Orth P, Saenger W, Hinrichs W
Institut für Kristallographie, Freie Universität Berlin, Germany.
Biochemistry. 1999 Jan 5;38(1):191-8. doi: 10.1021/bi9816610.
The homodimeric tetracycline repressor (TetR) regulates resistance to the antibiotic tetracycline at the transcriptional level. TetR binds in the absence of Tc to palindromic operator sequences utilizing two helix-turn-helix (HTH) motifs. If the tetracycline-Mg2+ complex [MgTc]+ enters two identical binding tunnels buried within the TetR homodimer, a conformational change takes place, and the induced [TetR/[MgTc]+]2 complex releases operator DNA. To demonstrate the contribution of Mg2+ to [MgTc]+ binding and TetR induction, the Mg2+ concentration in the induced TetR homodimer was progressively reduced by addition of EDTA, resulting in two X-ray crystal structures of Mg2+-free and half-occupied TetR(D). Tc remains bound to the [MgTc]+-binding sites, despite the complete or partial absence of Mg2+. Together with inducer-free TetR(D), the structures were refined to between 2.2 and 2.7 A resolution and compared with fully induced TetR(D) in complex with two [MgTc]+. Each inducer binding tunnel has three constituent parts, one hydrophobic and two hydrophilic ones. One of the hydrophilic contact areas binds Tc by hydrogen bonding; the hydrophobic region correctly positions Tc and partially closes the entrance to the binding tunnel; the second hydrophilic region coordinates Mg2+, transduces the induction signal, and completes the process of closing the tunnel entrance. Tc confers binding specificity to TetR while Mg2+ is primarily responsible for induction: After binding to the imidazole Nepsilon of His100, Mg2+ is octahedrally coordinated to the 1,3-ketoenolate group of Tc and to three water molecules. One of these waters forms a hydrogen bond to the hydroxyl group Ogamma of Thr103. The induced 2.5 A movement of Thr103 results in the partial unwinding of helix alpha6, associated with a lateral shift of helices alpha4 and alpha9. They simultaneously close the tunnel entrance and cause the DNA-binding domains to adopt a nonbinding conformation, leading to release of operator DNA and expression of the genes responsible for resistance.

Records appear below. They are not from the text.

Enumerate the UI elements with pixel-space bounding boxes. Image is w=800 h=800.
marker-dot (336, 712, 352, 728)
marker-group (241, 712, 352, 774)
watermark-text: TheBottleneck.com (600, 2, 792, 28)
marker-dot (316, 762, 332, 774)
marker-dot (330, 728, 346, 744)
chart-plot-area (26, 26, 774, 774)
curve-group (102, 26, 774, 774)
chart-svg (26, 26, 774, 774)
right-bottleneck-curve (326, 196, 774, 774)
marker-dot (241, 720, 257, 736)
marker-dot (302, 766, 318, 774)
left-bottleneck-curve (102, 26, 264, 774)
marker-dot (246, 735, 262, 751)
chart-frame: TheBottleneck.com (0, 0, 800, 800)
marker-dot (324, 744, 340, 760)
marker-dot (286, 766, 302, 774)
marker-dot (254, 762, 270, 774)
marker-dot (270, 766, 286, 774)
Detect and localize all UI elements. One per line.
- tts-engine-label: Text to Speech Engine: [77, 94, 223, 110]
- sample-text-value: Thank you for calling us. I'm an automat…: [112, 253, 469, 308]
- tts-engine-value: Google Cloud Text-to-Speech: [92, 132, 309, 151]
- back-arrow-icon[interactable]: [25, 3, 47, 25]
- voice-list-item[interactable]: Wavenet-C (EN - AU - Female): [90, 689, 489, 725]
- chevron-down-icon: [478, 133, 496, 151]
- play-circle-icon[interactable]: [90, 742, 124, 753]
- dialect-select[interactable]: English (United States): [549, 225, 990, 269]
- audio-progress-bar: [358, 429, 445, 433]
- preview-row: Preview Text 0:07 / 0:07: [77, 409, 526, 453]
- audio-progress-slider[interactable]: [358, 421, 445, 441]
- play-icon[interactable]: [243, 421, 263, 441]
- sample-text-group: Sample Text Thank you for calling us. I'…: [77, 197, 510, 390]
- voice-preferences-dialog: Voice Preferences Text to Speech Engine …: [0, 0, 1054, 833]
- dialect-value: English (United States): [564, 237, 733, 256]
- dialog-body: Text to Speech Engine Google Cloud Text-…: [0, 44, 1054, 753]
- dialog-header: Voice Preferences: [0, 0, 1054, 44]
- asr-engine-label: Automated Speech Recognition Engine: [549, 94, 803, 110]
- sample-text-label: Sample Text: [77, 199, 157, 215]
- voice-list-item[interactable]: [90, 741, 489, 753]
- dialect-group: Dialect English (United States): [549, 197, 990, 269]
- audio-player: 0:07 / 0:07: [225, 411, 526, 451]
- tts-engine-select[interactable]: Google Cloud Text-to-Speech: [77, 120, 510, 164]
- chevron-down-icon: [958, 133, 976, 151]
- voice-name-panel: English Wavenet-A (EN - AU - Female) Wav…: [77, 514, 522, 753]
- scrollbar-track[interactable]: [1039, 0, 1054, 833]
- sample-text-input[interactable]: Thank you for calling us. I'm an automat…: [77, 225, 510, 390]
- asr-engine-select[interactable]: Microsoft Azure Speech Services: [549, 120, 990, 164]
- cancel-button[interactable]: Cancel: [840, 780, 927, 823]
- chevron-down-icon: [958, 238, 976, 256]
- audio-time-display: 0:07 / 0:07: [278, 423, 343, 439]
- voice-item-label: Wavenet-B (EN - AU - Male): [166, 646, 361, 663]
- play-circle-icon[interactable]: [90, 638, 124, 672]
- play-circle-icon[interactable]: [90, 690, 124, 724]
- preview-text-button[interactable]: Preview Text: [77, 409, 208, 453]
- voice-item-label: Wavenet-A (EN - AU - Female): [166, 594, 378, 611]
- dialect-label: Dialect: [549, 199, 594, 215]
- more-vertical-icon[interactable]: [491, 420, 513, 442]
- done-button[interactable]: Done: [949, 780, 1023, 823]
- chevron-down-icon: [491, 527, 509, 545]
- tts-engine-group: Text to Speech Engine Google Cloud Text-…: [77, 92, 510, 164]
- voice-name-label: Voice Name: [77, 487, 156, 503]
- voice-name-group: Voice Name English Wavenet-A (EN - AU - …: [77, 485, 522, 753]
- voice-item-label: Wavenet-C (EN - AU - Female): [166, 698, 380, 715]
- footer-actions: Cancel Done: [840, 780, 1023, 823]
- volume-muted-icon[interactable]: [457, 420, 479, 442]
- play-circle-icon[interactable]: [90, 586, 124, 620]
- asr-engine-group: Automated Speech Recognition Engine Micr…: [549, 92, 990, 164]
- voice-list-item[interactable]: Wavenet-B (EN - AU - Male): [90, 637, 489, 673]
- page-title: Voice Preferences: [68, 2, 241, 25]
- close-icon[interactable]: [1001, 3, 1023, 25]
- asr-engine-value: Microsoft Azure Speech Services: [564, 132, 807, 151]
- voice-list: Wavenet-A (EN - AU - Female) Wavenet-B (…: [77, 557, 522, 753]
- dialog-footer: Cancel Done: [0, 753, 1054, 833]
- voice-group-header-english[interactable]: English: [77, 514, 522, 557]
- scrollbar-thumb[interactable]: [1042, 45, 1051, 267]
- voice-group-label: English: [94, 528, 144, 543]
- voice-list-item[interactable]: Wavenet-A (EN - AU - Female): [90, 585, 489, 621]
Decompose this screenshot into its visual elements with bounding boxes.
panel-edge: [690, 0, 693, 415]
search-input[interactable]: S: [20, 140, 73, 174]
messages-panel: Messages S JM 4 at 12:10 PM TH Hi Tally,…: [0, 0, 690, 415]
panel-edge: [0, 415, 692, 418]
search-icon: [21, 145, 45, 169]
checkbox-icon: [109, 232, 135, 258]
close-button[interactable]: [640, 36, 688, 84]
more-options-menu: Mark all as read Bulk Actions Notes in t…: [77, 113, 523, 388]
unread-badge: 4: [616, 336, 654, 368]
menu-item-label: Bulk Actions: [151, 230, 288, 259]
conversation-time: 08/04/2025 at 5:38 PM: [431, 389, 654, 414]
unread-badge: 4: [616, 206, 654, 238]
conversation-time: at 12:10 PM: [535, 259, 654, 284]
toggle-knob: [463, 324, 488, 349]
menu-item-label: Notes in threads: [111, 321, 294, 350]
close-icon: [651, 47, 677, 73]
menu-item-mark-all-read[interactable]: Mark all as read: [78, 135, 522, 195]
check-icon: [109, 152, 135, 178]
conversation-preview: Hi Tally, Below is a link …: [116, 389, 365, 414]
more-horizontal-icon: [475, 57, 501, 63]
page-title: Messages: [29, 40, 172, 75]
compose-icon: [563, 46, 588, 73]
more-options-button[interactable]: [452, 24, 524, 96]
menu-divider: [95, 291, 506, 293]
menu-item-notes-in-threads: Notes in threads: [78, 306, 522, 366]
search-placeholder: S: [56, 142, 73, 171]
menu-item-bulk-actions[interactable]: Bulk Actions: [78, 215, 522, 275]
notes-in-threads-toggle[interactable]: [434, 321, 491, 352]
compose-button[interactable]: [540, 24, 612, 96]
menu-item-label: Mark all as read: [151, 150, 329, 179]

同二聚体四环素阻遏蛋白(TetR)在转录水平上调节对抗生素四环素的抗性。在没有四环素(Tc)的情况下,TetR利用两个螺旋-转角-螺旋(HTH)基序与回文操纵序列结合。如果四环素-Mg2+复合物[MgTc]+进入埋藏在TetR同二聚体内的两个相同的结合通道,就会发生构象变化,诱导形成的[TetR/[MgTc]+]2复合物会释放操纵子DNA。为了证明Mg2+对[MgTc]+结合和TetR诱导的作用,通过添加乙二胺四乙酸(EDTA)逐步降低诱导的TetR同二聚体中的Mg2+浓度,得到了无Mg2+和半占据的TetR(D)的两个X射线晶体结构。尽管完全或部分没有Mg2+,Tc仍与[MgTc]+结合位点结合。将这些结构与无诱导剂的TetR(D)一起精修至2.2至2.7埃的分辨率,并与与两个[MgTc]+形成复合物的完全诱导的TetR(D)进行比较。每个诱导剂结合通道有三个组成部分,一个疏水部分和两个亲水部分。其中一个亲水接触区域通过氢键结合Tc;疏水区域正确定位Tc并部分封闭结合通道的入口;第二个亲水区域配位Mg2+,传导诱导信号,并完成封闭通道入口的过程。Tc赋予TetR结合特异性,而Mg2+主要负责诱导:Mg2+与His100的咪唑Nε结合后,以八面体形式与Tc的1,3-酮烯醇基团和三个水分子配位。其中一个水分子与Thr103的羟基Oγ形成氢键。Thr103诱导的2.5埃移动导致α6螺旋部分解旋,与α4和α9螺旋的横向移动相关。它们同时封闭通道入口,并使DNA结合结构域采取非结合构象,导致操纵子DNA释放以及负责抗性的基因表达。